Assistant Professor Loh Huanqian from NUS Physics and the NUS Centre for Quantum Technologies, and Assistant Professor Benjamin Tee from NUS Materials Science and Engineering and NUS iHealthtech were among 21 young scientists from 10 countries selected by the World Economic Forum (WEF) to be in the Class of 2019 Young Scientists.
The Young Scientists community was created in 2009 to convene rising-star scientists and engage them in the work of the WEF to integrate scientific knowledge into society for the public good. The community consists of extraordinary scientists from across academic disciplines and geographies, under the age of 40.
Asst Prof Loh and Asst Prof Tee were invited to the recent WEF’s Annual Meeting of the New Champions, held in Dalian, China, where they participated in discussions alongside business, political, media, academic and civil society leaders.

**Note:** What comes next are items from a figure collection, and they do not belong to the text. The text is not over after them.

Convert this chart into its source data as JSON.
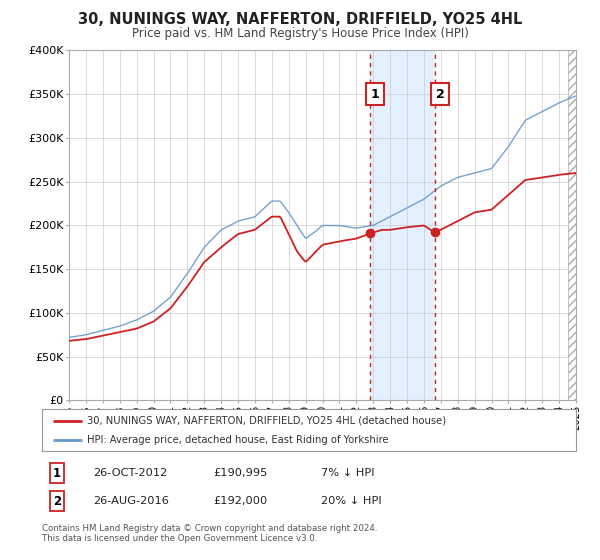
{
  "title": "30, NUNINGS WAY, NAFFERTON, DRIFFIELD, YO25 4HL",
  "subtitle": "Price paid vs. HM Land Registry's House Price Index (HPI)",
  "legend_line1": "30, NUNINGS WAY, NAFFERTON, DRIFFIELD, YO25 4HL (detached house)",
  "legend_line2": "HPI: Average price, detached house, East Riding of Yorkshire",
  "footnote1": "Contains HM Land Registry data © Crown copyright and database right 2024.",
  "footnote2": "This data is licensed under the Open Government Licence v3.0.",
  "red_color": "#cc2222",
  "blue_color": "#6699cc",
  "blue_fill": "#ddeeff",
  "marker1_date": 2012.82,
  "marker1_value": 190995,
  "marker1_label": "1",
  "marker1_text": "26-OCT-2012",
  "marker1_price": "£190,995",
  "marker1_hpi": "7% ↓ HPI",
  "marker2_date": 2016.65,
  "marker2_value": 192000,
  "marker2_label": "2",
  "marker2_text": "26-AUG-2016",
  "marker2_price": "£192,000",
  "marker2_hpi": "20% ↓ HPI",
  "xmin": 1995,
  "xmax": 2025,
  "ymin": 0,
  "ymax": 400000,
  "yticks": [
    0,
    50000,
    100000,
    150000,
    200000,
    250000,
    300000,
    350000,
    400000
  ],
  "ytick_labels": [
    "£0",
    "£50K",
    "£100K",
    "£150K",
    "£200K",
    "£250K",
    "£300K",
    "£350K",
    "£400K"
  ]
}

"I am extremely grateful and excited for the opportunity to bounce ideas off senior decision makers, particularly on quantum physics. This engagement is timely given the increasing worldwide attention people are paying to quantum science research and its applications,” said Asst Prof Loh, whose research focuses on the quantum control of ultracold molecules at the single-molecule, single-quantum-state level.
The microscopic-scale behaviour of most advanced materials like superconductors remains poorly understood due to strongly interactive quantum particles with dynamics that are impossible to calculate even with powerful computers. Nonetheless, Asst Prof Loh has demonstrated the first steps towards recreating models of these materials from the bottom-up using ultracold molecules with quantum properties that can be precisely controlled by lasers and laboratory-applied fields.

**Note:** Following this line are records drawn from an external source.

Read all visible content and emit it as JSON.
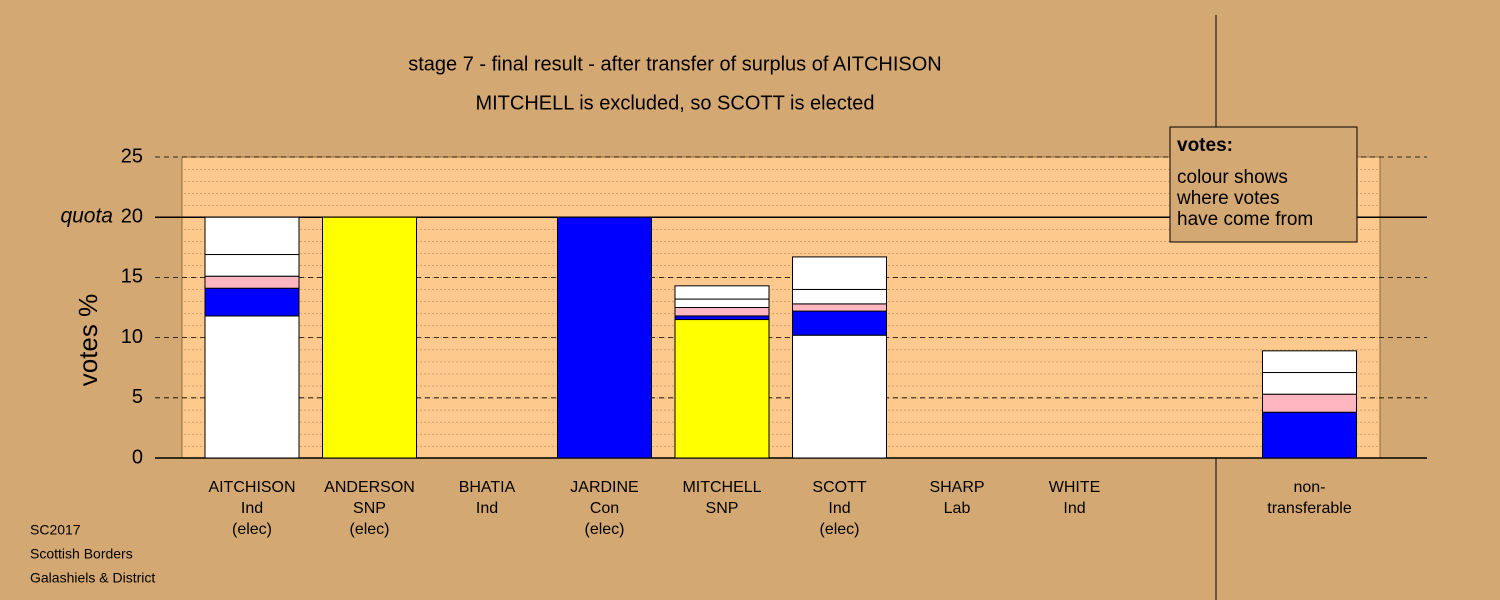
{
  "chart_data": {
    "type": "stacked-bar",
    "title": "stage 7 - final result - after transfer of surplus of AITCHISON",
    "subtitle": "MITCHELL is excluded, so SCOTT is elected",
    "y_label": "votes %",
    "quota_label": "quota",
    "quota": 20,
    "categories": [
      [
        "AITCHISON",
        "Ind",
        "(elec)"
      ],
      [
        "ANDERSON",
        "SNP",
        "(elec)"
      ],
      [
        "BHATIA",
        "Ind"
      ],
      [
        "JARDINE",
        "Con",
        "(elec)"
      ],
      [
        "MITCHELL",
        "SNP"
      ],
      [
        "SCOTT",
        "Ind",
        "(elec)"
      ],
      [
        "SHARP",
        "Lab"
      ],
      [
        "WHITE",
        "Ind"
      ],
      null,
      [
        "non-",
        "transferable"
      ]
    ],
    "series": [
      {
        "values": [
          11.8,
          20,
          0,
          20,
          11.5,
          10.2,
          0,
          0,
          null,
          3.8
        ],
        "colors": [
          "#ffffff",
          "#ffff00",
          "#ffffff",
          "#0000ff",
          "#ffff00",
          "#ffffff",
          "#ff0000",
          "#ffffff",
          null,
          "#0000ff"
        ]
      },
      {
        "values": [
          2.3,
          0,
          0,
          0,
          0.3,
          2.0,
          0,
          0,
          null,
          1.5
        ],
        "colors": [
          "#0000ff",
          "#0000ff",
          "#0000ff",
          "#0000ff",
          "#0000ff",
          "#0000ff",
          "#0000ff",
          "#0000ff",
          null,
          "#ffb6c1"
        ]
      },
      {
        "values": [
          1.0,
          0,
          0,
          0,
          0.7,
          0.6,
          0,
          0,
          null,
          1.8
        ],
        "colors": [
          "#ffb6c1",
          "#ffb6c1",
          "#ffb6c1",
          "#ffb6c1",
          "#ffb6c1",
          "#ffb6c1",
          "#ffb6c1",
          "#ffb6c1",
          null,
          "#ffffff"
        ]
      },
      {
        "values": [
          1.8,
          0,
          0,
          0,
          0.7,
          1.2,
          0,
          0,
          null,
          1.8
        ],
        "colors": [
          "#ffffff",
          "#ffffff",
          "#ffffff",
          "#ffffff",
          "#ffffff",
          "#ffffff",
          "#ffffff",
          "#ffffff",
          null,
          "#ffffff"
        ]
      },
      {
        "values": [
          3.1,
          0,
          0,
          0,
          1.1,
          2.7,
          0,
          0,
          null,
          0
        ],
        "colors": [
          "#ffffff",
          "#ffffff",
          "#ffffff",
          "#ffffff",
          "#ffffff",
          "#ffffff",
          "#ffffff",
          "#ffffff",
          null,
          "#ffffff"
        ]
      }
    ],
    "ylim": [
      0,
      25
    ],
    "yticks": [
      0,
      5,
      10,
      15,
      20,
      25
    ],
    "legend": {
      "title": "votes:",
      "lines": [
        "colour shows",
        "where votes",
        "have come from"
      ]
    },
    "footer": [
      "SC2017",
      "Scottish Borders",
      "Galashiels & District"
    ]
  }
}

“I hope to use this control to create new materials that could lead to better electronics and faster computers,” shared Asst Prof Loh.

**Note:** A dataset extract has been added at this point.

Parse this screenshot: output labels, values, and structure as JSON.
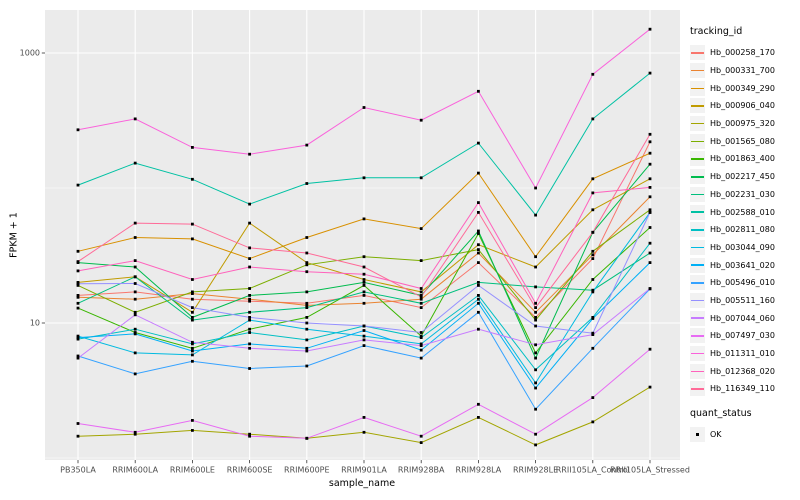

As for Asst Prof Tee, his research interests lie in exploiting novel materials and fabrication techniques to create flexible and stretchable electronic sensor devices. Earlier this year, his success in creating a transparent, stretchable, touch-sensitive electronic skin with self-healing properties in aquatic environments was featured as the front cover of the journal Nature Electronics.
“One of the challenges with many self-healing materials today is that they are not transparent and they do not work efficiently when wet,” he explained. “What makes our material different is that it can retain its shape in both wet and dry surroundings. It works well in sea water and even in acidic or alkaline environments.”
Asst Prof Tee feels honoured and grateful for his recognition as a WEF Young Scientist, and at the same time excited at the prospects ahead.
“This cross-country and cross-interdisciplinary platform really enables me to be plugged into a strong network of passionate individuals from diverse fields. I look forward to meeting new friends, and participating in more WEF meetings as a representative of NUS and Singapore,” Asst Prof Tee said.